Following are examples of sex and tech news the Google News algorithm favored instead of the sex-positive, scientific study by the Kinsey Institute:
- "Tinder Lets Known Sex Offenders Use The App. It’s Not The Only One": Match Group, which owns most major online dating services, screens for sexual predators on Match — but not on Tinder, OkCupid or Plenty of Fish. A spokesperson said, "There are definitely registered sex offenders on our free products." (Buzzfeed News, December 2, 2019)
- “Sex Trafficking via Facebook Sets Off a Lawyer’s Novel Crusade": A personal-injury lawyer in Houston is using an unusual argument to try to upend the internet’s most vital law” (New York Times, Technology Section, December 3, 2019)
- “Joe Biden calls Zuckerberg 'a real problem' and wants to revoke Section 230” (Mashable, three days ago).

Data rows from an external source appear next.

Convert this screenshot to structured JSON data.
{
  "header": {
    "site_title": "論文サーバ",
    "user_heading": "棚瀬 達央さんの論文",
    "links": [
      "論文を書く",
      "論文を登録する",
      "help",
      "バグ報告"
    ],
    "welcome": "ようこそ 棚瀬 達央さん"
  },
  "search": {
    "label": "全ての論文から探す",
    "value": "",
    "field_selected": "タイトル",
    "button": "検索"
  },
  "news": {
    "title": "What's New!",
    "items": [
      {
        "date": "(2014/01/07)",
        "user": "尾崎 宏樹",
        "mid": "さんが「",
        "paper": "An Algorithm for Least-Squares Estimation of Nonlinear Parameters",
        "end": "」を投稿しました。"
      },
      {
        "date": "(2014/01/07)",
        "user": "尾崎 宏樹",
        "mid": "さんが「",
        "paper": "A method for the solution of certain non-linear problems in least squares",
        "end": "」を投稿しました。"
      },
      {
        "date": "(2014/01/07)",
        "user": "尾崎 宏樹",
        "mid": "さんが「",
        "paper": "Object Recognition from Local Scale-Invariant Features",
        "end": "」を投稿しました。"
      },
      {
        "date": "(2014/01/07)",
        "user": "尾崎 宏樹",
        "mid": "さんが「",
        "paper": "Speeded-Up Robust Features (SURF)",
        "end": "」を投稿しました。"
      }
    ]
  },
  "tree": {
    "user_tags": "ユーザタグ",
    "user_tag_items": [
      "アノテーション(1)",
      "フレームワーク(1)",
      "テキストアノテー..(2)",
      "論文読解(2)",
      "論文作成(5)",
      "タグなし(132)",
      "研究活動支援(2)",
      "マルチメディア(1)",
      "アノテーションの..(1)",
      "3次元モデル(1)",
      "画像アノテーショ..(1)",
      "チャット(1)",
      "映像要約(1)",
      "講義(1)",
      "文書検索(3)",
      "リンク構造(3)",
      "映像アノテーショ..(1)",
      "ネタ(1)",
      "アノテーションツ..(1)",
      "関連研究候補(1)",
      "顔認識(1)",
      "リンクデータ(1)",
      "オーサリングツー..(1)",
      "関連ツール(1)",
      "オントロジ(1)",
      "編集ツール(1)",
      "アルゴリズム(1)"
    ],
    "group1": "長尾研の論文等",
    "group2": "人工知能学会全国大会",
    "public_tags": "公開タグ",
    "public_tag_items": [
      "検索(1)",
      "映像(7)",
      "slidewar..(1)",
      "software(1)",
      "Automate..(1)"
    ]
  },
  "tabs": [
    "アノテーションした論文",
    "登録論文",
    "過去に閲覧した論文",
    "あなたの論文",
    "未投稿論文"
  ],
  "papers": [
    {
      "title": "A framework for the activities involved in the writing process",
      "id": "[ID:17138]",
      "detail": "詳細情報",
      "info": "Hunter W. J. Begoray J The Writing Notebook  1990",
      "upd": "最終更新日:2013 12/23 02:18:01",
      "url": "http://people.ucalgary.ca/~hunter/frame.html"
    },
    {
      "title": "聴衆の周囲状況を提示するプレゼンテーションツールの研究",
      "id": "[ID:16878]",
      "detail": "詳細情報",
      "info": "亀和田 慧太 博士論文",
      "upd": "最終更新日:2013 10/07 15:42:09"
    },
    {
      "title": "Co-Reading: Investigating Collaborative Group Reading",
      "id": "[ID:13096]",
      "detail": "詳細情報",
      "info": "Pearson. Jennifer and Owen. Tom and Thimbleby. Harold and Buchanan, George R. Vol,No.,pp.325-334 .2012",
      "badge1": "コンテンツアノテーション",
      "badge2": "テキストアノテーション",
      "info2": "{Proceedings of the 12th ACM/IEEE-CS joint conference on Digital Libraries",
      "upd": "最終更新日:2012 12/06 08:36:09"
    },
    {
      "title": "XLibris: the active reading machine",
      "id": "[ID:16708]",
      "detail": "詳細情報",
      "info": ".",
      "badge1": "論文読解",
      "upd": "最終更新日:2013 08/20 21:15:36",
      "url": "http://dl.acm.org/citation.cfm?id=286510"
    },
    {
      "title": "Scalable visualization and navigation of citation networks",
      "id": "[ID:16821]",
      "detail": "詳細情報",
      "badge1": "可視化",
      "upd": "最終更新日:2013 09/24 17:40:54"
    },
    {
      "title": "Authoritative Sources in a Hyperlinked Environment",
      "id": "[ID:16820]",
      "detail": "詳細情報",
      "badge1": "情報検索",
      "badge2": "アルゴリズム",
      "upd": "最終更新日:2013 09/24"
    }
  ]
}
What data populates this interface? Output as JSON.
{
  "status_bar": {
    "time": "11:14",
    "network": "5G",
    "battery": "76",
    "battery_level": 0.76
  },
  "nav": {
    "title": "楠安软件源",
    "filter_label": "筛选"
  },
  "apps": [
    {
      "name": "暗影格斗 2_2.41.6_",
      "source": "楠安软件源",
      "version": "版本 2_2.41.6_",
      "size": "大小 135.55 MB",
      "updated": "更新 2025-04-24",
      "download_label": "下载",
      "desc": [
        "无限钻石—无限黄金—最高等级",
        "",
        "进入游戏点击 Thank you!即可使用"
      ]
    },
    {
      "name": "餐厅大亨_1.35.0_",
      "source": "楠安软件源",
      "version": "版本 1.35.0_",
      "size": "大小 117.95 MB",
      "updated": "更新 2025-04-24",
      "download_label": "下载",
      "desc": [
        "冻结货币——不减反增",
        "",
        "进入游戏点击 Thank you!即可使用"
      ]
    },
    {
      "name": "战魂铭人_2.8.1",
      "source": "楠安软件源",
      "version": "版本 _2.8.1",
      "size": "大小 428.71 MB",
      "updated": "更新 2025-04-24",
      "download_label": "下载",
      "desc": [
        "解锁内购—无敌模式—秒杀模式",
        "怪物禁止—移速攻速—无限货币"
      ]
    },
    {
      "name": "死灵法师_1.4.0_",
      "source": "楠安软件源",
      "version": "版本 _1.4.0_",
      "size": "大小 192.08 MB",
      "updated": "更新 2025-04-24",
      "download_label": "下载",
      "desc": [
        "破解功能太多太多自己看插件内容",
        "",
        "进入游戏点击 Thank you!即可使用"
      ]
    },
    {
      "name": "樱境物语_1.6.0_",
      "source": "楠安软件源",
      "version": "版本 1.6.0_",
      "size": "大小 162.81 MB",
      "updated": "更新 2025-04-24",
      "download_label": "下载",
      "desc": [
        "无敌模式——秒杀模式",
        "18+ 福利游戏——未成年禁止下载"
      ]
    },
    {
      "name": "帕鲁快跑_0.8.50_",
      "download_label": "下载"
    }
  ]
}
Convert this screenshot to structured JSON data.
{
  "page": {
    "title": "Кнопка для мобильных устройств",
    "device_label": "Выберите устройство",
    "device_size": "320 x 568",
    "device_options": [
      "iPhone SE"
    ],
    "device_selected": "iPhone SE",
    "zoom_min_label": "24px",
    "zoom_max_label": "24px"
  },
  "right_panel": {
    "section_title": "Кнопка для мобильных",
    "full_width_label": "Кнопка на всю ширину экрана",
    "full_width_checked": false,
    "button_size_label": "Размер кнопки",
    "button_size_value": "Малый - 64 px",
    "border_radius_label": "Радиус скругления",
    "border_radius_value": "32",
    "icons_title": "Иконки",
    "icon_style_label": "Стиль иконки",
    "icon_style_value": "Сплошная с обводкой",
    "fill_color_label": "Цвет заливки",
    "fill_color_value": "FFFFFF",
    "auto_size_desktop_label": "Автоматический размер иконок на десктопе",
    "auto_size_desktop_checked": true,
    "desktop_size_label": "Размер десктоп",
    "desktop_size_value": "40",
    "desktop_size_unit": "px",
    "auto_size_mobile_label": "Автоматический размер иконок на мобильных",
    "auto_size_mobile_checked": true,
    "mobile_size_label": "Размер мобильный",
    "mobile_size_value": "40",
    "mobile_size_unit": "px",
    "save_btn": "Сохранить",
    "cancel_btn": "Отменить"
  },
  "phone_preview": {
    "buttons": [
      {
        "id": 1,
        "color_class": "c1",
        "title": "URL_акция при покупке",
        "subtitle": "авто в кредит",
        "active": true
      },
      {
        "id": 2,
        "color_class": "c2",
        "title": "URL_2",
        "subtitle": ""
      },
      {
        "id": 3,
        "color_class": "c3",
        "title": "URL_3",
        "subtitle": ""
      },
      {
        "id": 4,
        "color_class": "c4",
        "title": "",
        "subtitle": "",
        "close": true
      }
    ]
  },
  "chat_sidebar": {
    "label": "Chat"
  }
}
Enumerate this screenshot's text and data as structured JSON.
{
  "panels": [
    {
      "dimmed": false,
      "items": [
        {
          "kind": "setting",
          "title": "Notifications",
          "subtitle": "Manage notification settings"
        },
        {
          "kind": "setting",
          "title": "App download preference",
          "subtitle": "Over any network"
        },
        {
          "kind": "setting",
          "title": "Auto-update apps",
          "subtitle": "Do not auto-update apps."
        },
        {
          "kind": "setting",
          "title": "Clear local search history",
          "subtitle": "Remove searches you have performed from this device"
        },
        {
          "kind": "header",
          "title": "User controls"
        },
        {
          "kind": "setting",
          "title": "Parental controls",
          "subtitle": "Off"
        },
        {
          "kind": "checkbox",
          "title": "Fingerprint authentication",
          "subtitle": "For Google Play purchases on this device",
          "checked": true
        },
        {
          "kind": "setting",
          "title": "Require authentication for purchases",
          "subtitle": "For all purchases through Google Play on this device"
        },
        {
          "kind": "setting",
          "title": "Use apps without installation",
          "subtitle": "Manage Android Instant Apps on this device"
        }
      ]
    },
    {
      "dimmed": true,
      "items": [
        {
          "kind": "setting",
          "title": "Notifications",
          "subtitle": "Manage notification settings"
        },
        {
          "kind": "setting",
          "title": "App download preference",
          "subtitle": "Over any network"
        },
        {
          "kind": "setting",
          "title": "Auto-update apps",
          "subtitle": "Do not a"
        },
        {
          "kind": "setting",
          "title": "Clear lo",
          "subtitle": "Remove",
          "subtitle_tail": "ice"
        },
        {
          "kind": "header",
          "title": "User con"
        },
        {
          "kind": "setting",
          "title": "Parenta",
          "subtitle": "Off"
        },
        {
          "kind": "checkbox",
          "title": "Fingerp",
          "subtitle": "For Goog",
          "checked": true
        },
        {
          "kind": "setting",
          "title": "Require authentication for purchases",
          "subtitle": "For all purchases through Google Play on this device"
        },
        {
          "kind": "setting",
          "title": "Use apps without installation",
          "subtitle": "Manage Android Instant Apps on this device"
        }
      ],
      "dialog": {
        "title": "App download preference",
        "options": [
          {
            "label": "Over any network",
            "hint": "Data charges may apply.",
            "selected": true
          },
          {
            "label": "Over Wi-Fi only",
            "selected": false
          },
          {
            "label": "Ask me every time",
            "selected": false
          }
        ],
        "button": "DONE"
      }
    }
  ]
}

- “We shouldn’t be surprised whenever The Post and other media reflexively deny self-evident truths. For years, they’ve pushed the entire pro-abortion and LGBTQ agenda, which depends on fake science, theological confusion and deliberate deception. For example, National Public Radio recently underscored its directive to staffers not to use the term ‘unborn’ because it ‘implies that there is a baby inside a pregnant woman.’ Never let the truth get in the way of the agenda. This sort of madness, which seems to be reaching a crescendo, began decades ago, beginning with Alfred C. Kinsey’s fraudulent sex studies in 1948 and 1953. Propelled by a compliant media, the ‘studies’ gave the sexual revolution a faux scientific foundation.” (The Washington Times, November 29, 2019)
It seems clear: a combination of editors at mainstream outlets privileging sensational tales of sex criminals, bad science and made-up public health crises, plus the supposedly inscrutable but predictably anti-sexual-expression Google News algorithm, continues to influence public discourse at the crucial intersection of sex and technology.